Worldwide Recession Risk Ticks Higher

Worldwide Recession Risk Ticks Higher

If our global recession risk were a giant clock, the hands would be moving another tick closer to midnight. That’s the opinion of State Street MD, the world’s second largest asset manager, with $2.24 trillion under management. They suggest the odds of a shallow recession, or a “neo-recession” in its terminology, have risen to more than one in three.

There are the usual suspects of China and oil prices in State Street’s recession roundup but its calculation adds Japan to the mix of risk factors. That nation’s recent move to negative interest rates should definitely be filed under the heading “Things That Didn’t Work” when it comes up for review by the Bank of Japan.

Two Steps Back

The Japanese economy is going backwards and many analysts are pointing to slack consumer spending as a major reason. Japan saw its economy shrink by nearly one and a half percentage points in Q4 of 2015 as the government tried everything it could to spur growth and inflation. But the Japanese economy, one of the world’s five largest, continues to defy government efforts to spur growth.

In January the Bank of Japan moved interest rates into negative territory to try and weaken the yen, which stayed stubbornly strong against the yuan, the currency of China, Japan’s chief rival in the region. But in its efforts to unlock consumers’ wallets some of the ideas coming out of Japan’s central bank border on the hilarious.  After a consumption tax (their term for a national sales tax) hike in 2014, they’re purportedly, and counter-intuitively, sticking to plans for another hike next year.  The strategy is to spur consumption ahead of the price increase; in effect a countdown sale. But, as Marcel Thieliant, senior Japan economist at Capital Economics, points out, “[A]ctivity will almost certainly slump once the tax has been raised.”

The Yuan’s Goin’ Down

Last weekend China once again insisted it’s not going to devalue the yuan in response to investors pulling money out of the country, although it hasn’t ruled out capital controls that limit how much money investors can withdraw at any given time. Most analysts agree China might not have an option to devaluing its currency; something the IMF expressly told them was a no-no when they allowed the yuan to become one of the world’s reserve currencies. Even announcing it was going to move off current currency exchange rates, called pegs, would be economic suicide. All the same, announced or not, the yuan will devalue, just like it did last August. China is burning through its reserves of foreign currencies at an alarming rate, hoping the markets will stabilize before they hit bottom. Just like last time, the next devaluation will be poorly timed and badly handled because it’s better to look incompetent than evil when the IMF is looking over your shoulder.

All It Takes is One Spark

The pending devaluation of the yuan will trigger another cascade of bad news and impact everything in the financial pipeline. Devaluing the yuan will put more pressure on Japan; it will push the dollar to even stronger highs which, in turn, will push oil and commodity prices even lower. Keep in mind that the radical instability we’ve seen so far is the global economy working these issues out in an orderly fashion. If what we’re seeing is the orderly adjustment, imagine what the catastrophic change is going to look like!

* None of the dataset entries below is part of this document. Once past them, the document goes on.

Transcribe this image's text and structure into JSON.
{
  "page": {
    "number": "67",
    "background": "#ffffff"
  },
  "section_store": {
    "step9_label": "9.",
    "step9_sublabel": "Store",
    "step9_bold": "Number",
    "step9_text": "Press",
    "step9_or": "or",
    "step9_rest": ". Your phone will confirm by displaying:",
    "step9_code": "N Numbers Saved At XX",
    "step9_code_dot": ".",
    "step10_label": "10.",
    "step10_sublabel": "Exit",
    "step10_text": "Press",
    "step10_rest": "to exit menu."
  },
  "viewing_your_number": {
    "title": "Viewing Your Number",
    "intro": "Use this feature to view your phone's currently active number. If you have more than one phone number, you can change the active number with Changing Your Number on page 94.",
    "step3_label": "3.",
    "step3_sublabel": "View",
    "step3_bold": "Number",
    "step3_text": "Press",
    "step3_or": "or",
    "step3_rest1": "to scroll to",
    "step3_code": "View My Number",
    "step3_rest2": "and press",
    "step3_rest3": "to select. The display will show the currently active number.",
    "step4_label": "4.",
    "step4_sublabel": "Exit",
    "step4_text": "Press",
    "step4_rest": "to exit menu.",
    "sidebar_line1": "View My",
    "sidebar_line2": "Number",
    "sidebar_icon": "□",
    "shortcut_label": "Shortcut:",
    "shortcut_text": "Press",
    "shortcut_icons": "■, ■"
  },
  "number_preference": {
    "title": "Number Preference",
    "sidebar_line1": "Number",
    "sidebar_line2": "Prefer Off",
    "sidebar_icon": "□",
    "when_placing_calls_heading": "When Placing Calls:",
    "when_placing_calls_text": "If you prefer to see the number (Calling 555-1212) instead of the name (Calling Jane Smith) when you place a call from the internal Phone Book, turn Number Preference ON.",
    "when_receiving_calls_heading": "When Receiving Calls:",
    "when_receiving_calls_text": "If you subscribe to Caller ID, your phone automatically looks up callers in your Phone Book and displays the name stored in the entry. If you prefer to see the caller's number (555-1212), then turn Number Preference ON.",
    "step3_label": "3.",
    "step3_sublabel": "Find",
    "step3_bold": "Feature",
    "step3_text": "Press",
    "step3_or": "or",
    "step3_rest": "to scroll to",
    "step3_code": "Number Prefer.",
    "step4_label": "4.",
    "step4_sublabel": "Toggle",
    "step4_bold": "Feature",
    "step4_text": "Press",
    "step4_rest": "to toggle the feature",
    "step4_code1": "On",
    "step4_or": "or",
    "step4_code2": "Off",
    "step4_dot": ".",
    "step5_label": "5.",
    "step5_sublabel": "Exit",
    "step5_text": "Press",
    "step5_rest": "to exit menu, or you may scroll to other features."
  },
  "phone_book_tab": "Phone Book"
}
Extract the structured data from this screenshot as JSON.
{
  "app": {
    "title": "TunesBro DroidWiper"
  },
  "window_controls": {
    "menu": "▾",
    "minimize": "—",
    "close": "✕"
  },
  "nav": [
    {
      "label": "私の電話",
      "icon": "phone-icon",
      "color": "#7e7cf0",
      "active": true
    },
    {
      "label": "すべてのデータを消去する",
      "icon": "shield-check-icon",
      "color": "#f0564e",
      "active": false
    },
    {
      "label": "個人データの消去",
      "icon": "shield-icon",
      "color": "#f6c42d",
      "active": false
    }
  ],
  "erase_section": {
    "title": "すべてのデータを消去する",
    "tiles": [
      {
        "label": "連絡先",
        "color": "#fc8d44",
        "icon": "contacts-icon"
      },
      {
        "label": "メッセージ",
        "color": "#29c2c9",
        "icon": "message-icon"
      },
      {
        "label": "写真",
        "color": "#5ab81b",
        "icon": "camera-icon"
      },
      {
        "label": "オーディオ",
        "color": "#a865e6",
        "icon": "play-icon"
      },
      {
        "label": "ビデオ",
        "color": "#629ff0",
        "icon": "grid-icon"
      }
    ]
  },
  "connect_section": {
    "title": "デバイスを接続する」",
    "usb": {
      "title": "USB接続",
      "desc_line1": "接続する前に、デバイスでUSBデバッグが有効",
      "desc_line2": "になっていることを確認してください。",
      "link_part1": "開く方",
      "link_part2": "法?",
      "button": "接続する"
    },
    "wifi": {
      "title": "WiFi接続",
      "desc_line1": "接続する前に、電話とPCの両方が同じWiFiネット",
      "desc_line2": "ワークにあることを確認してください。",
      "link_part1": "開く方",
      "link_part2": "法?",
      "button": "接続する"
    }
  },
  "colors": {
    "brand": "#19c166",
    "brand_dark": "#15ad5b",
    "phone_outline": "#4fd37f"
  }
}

Right now the global economy is a powder keg just waiting on a spark—and it won’t take much. Even something as simple as a slight change in bank lending standards, like the freeze that occurred in 2008, could tip the world over into a massive recession. What we’re dealing with today is bad but, under the right circumstances, it could get a lot worse.

Even though we’re going to see up days in the market, like today, it’s just too risky to change a defensive investment strategy right now.